Metabolism of polyamines and basic amino acids in Erwinia amylovora: Application of liquid chromatography/electrospray mass spectrometry to proferrioxamine precursor feeding and inhibition studies


  • Part 10 in the series ‘Metabolites of Erwinia’; for Part 9, see preceding paper, Presented, in part, at ALEX'93, San Francisco, California, October 5–7, 1993, and at the 42nd ASMS Conference, Chicago, Illinois, May 29–June 3, 1994.

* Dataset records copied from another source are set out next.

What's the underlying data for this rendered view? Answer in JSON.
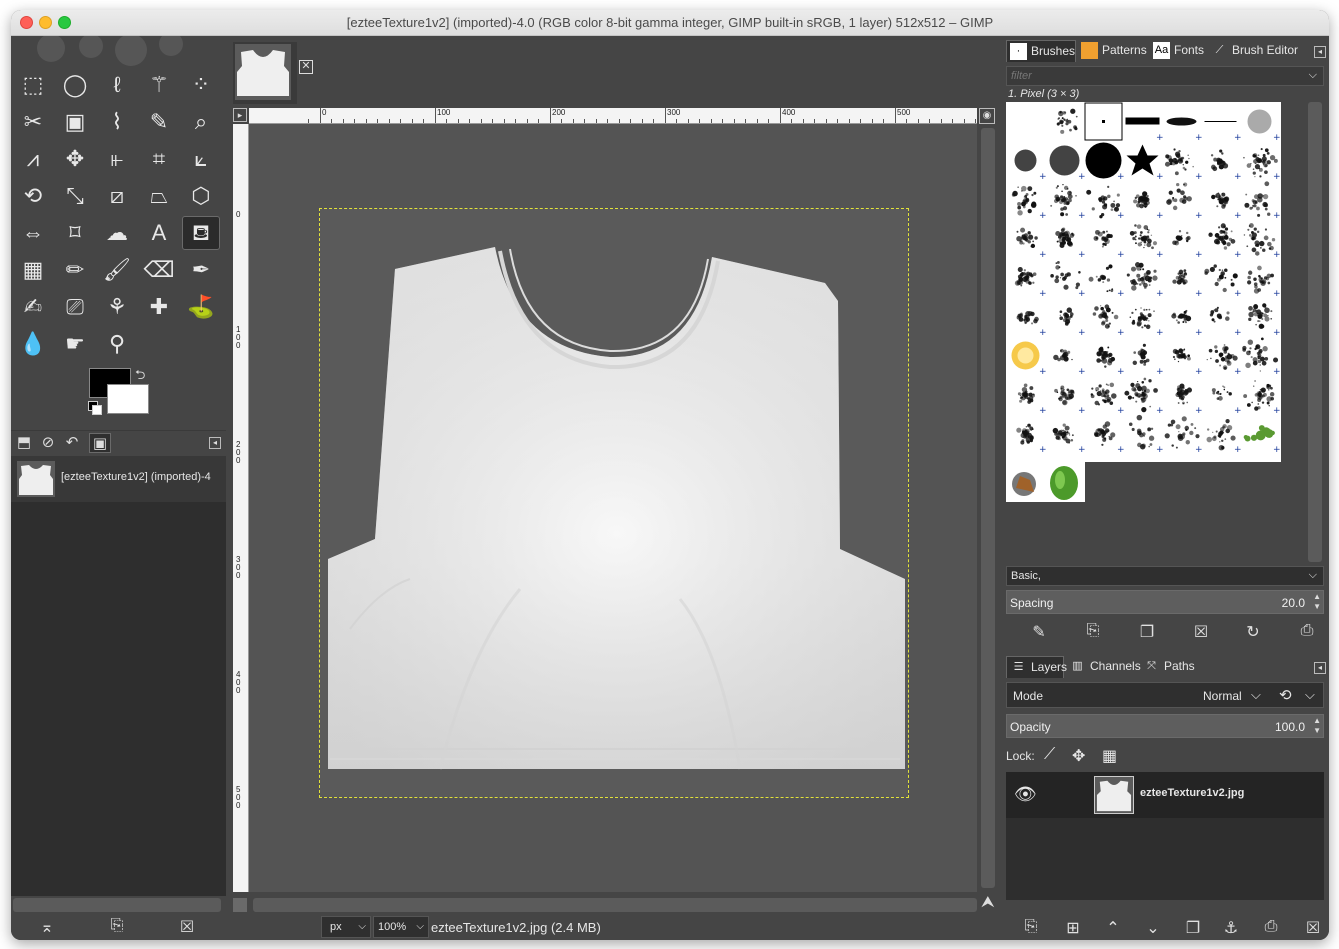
{
  "window": {
    "title": "[ezteeTexture1v2] (imported)-4.0 (RGB color 8-bit gamma integer, GIMP built-in sRGB, 1 layer) 512x512 – GIMP"
  },
  "toolbox": {
    "tools": [
      {
        "name": "rect-select-icon",
        "glyph": "⬚"
      },
      {
        "name": "ellipse-select-icon",
        "glyph": "◯"
      },
      {
        "name": "free-select-icon",
        "glyph": "ℓ"
      },
      {
        "name": "fuzzy-select-icon",
        "glyph": "⚚"
      },
      {
        "name": "select-by-color-icon",
        "glyph": "⁘"
      },
      {
        "name": "scissors-icon",
        "glyph": "✂"
      },
      {
        "name": "foreground-select-icon",
        "glyph": "▣"
      },
      {
        "name": "paths-tool-icon",
        "glyph": "⌇"
      },
      {
        "name": "color-picker-icon",
        "glyph": "✎"
      },
      {
        "name": "zoom-icon",
        "glyph": "⌕"
      },
      {
        "name": "measure-icon",
        "glyph": "⩘"
      },
      {
        "name": "move-icon",
        "glyph": "✥"
      },
      {
        "name": "align-icon",
        "glyph": "⫦"
      },
      {
        "name": "crop-icon",
        "glyph": "⌗"
      },
      {
        "name": "unified-transform-icon",
        "glyph": "⟀"
      },
      {
        "name": "rotate-icon",
        "glyph": "⟲"
      },
      {
        "name": "scale-icon",
        "glyph": "⤡"
      },
      {
        "name": "shear-icon",
        "glyph": "⧄"
      },
      {
        "name": "perspective-icon",
        "glyph": "⏢"
      },
      {
        "name": "3d-transform-icon",
        "glyph": "⬡"
      },
      {
        "name": "flip-icon",
        "glyph": "⇔"
      },
      {
        "name": "cage-transform-icon",
        "glyph": "⌑"
      },
      {
        "name": "warp-transform-icon",
        "glyph": "☁"
      },
      {
        "name": "text-tool-icon",
        "glyph": "A"
      },
      {
        "name": "bucket-fill-icon",
        "glyph": "⛾"
      },
      {
        "name": "gradient-icon",
        "glyph": "▦"
      },
      {
        "name": "pencil-icon",
        "glyph": "✏"
      },
      {
        "name": "paintbrush-icon",
        "glyph": "🖌"
      },
      {
        "name": "eraser-icon",
        "glyph": "⌫"
      },
      {
        "name": "airbrush-icon",
        "glyph": "✒"
      },
      {
        "name": "ink-icon",
        "glyph": "✍"
      },
      {
        "name": "mypaint-brush-icon",
        "glyph": "⎚"
      },
      {
        "name": "clone-icon",
        "glyph": "⚘"
      },
      {
        "name": "heal-icon",
        "glyph": "✚"
      },
      {
        "name": "perspective-clone-icon",
        "glyph": "⛳"
      },
      {
        "name": "blur-icon",
        "glyph": "💧"
      },
      {
        "name": "smudge-icon",
        "glyph": "☛"
      },
      {
        "name": "dodge-burn-icon",
        "glyph": "⚲"
      }
    ],
    "active_tool_index": 24
  },
  "left_panel": {
    "tabs": [
      "device-status-icon",
      "tool-options-icon",
      "undo-history-icon",
      "images-icon"
    ],
    "active_tab": 3,
    "images": [
      {
        "label": "[ezteeTexture1v2] (imported)-4"
      }
    ]
  },
  "canvas": {
    "ruler_labels": [
      "0",
      "100",
      "200",
      "300",
      "400",
      "500"
    ],
    "vruler_labels": [
      "0",
      "100",
      "200",
      "300",
      "400",
      "500"
    ]
  },
  "statusbar": {
    "unit": "px",
    "zoom": "100%",
    "file_info": "ezteeTexture1v2.jpg (2.4 MB)"
  },
  "brushes_panel": {
    "tabs": [
      "Brushes",
      "Patterns",
      "Fonts",
      "Brush Editor"
    ],
    "filter_placeholder": "filter",
    "selected_brush": "1. Pixel (3 × 3)",
    "tag": "Basic,",
    "spacing_label": "Spacing",
    "spacing_value": "20.0"
  },
  "layers_panel": {
    "tabs": [
      "Layers",
      "Channels",
      "Paths"
    ],
    "mode_label": "Mode",
    "mode_value": "Normal",
    "opacity_label": "Opacity",
    "opacity_value": "100.0",
    "lock_label": "Lock:",
    "layers": [
      {
        "name": "ezteeTexture1v2.jpg",
        "visible": true
      }
    ]
  },
  "colors": {
    "foreground": "#000000",
    "background": "#ffffff",
    "selection_outline": "#e2e23a"
  }
}
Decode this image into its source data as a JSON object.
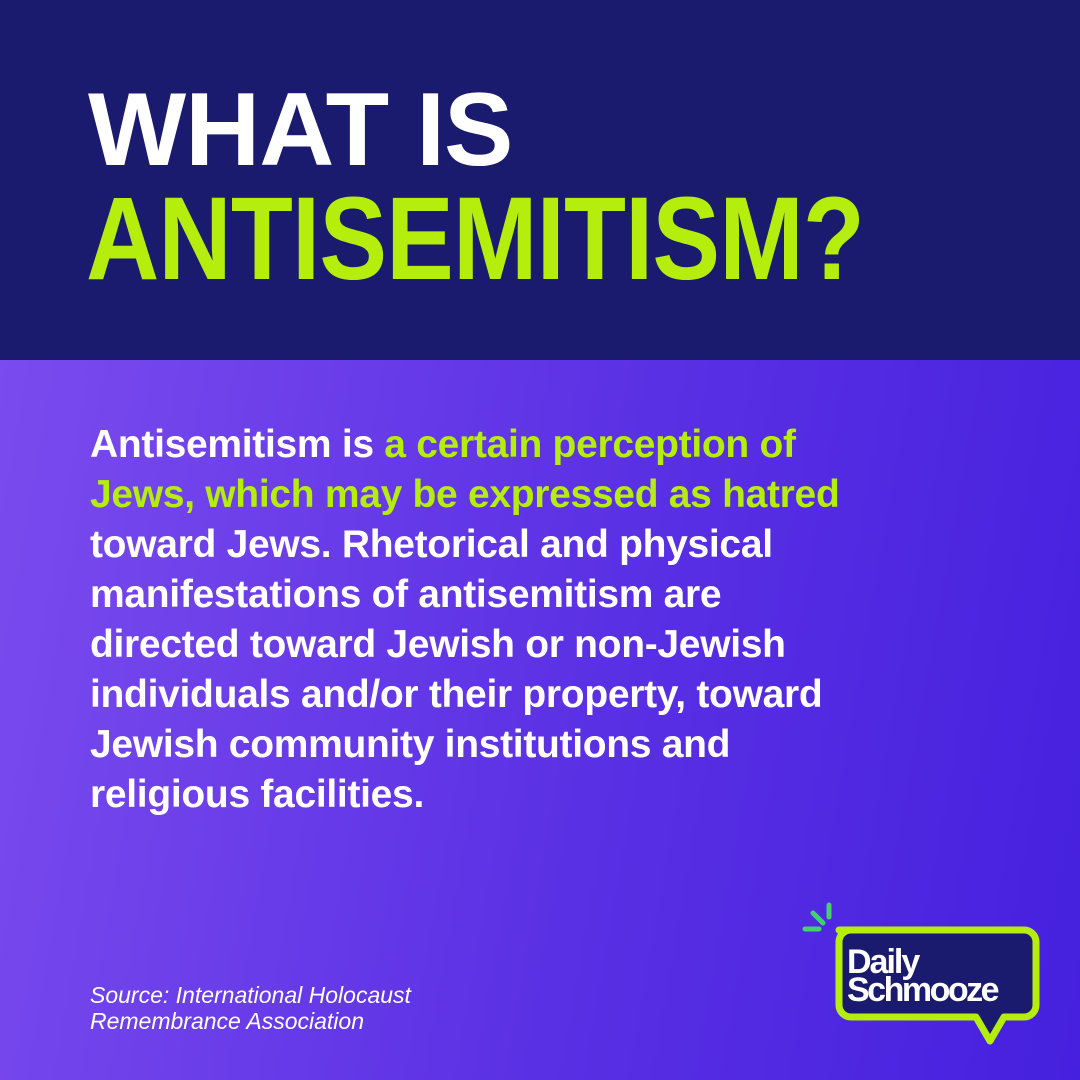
{
  "title": {
    "line1": "WHAT IS",
    "line2": "ANTISEMITISM?"
  },
  "body": {
    "lines": [
      [
        {
          "t": "Antisemitism is ",
          "hl": false
        },
        {
          "t": "a certain perception of",
          "hl": true
        }
      ],
      [
        {
          "t": "Jews, which may be expressed as hatred",
          "hl": true
        }
      ],
      [
        {
          "t": "toward Jews. Rhetorical and physical",
          "hl": false
        }
      ],
      [
        {
          "t": "manifestations of antisemitism are",
          "hl": false
        }
      ],
      [
        {
          "t": "directed toward Jewish or non-Jewish",
          "hl": false
        }
      ],
      [
        {
          "t": "individuals and/or their property, toward",
          "hl": false
        }
      ],
      [
        {
          "t": "Jewish community institutions and",
          "hl": false
        }
      ],
      [
        {
          "t": "religious facilities.",
          "hl": false
        }
      ]
    ]
  },
  "source": {
    "line1": "Source: International Holocaust",
    "line2": "Remembrance Association"
  },
  "logo": {
    "line1": "Daily",
    "line2": "Schmooze"
  },
  "colors": {
    "navy": "#1a1a6e",
    "lime": "#b5ee0c",
    "purple_left": "#7a4bee",
    "purple_right": "#4520de"
  }
}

Erwinia amylovora, the etiological agent of fire blight, produces a family of proferrioxamine siderophores, which may be essential for the pathogen to establish itself in its hosts. If so, then control of fire blight may perhaps be possible via interference with proferrioxamine biosynthesis. Proof of this hypothesis requires prior knowledge of the corresponding biosynthetic pathways in E. amylovora. As a first step towards understanding proferrioxamine biosynthesis, it was of interest to investigate the ability of the fire blight bacterium to utilize various potential biosynthetic pathways for diamines. Feeding of lysine, ornithine and diaminobutyric acid gave rise to highly elevated levels of cadaverine, putrescine and diaminopropane, respectively, indicating that the corresponding decarboxylase activities are all present in E. amylovora. The conclusion for lysine decarboxylase was confirmed with (15N2)lysine, which was converted to (15N2)cadaverine. Arginine did not increase putrescine levels substantially, but (13C6)arginine nevertheless gave rise to (13C4)putrescine while suppressing excretion of non-labeled putrescine. A serendipitous result of this study was the finding that the growth of E. amylovora can be inhibited with 5-hydroxylysine and 1,4-diamino-2-butanone. The mechanism of inhibition appears complex and is not yet understood. For 5-hydroxylysine, preliminary investigations point to a competitive inhibition of lysine decarboxylase. However, the growth inhibition cannot be reversed by providing cadaverine, the decarboxylation product of lysine.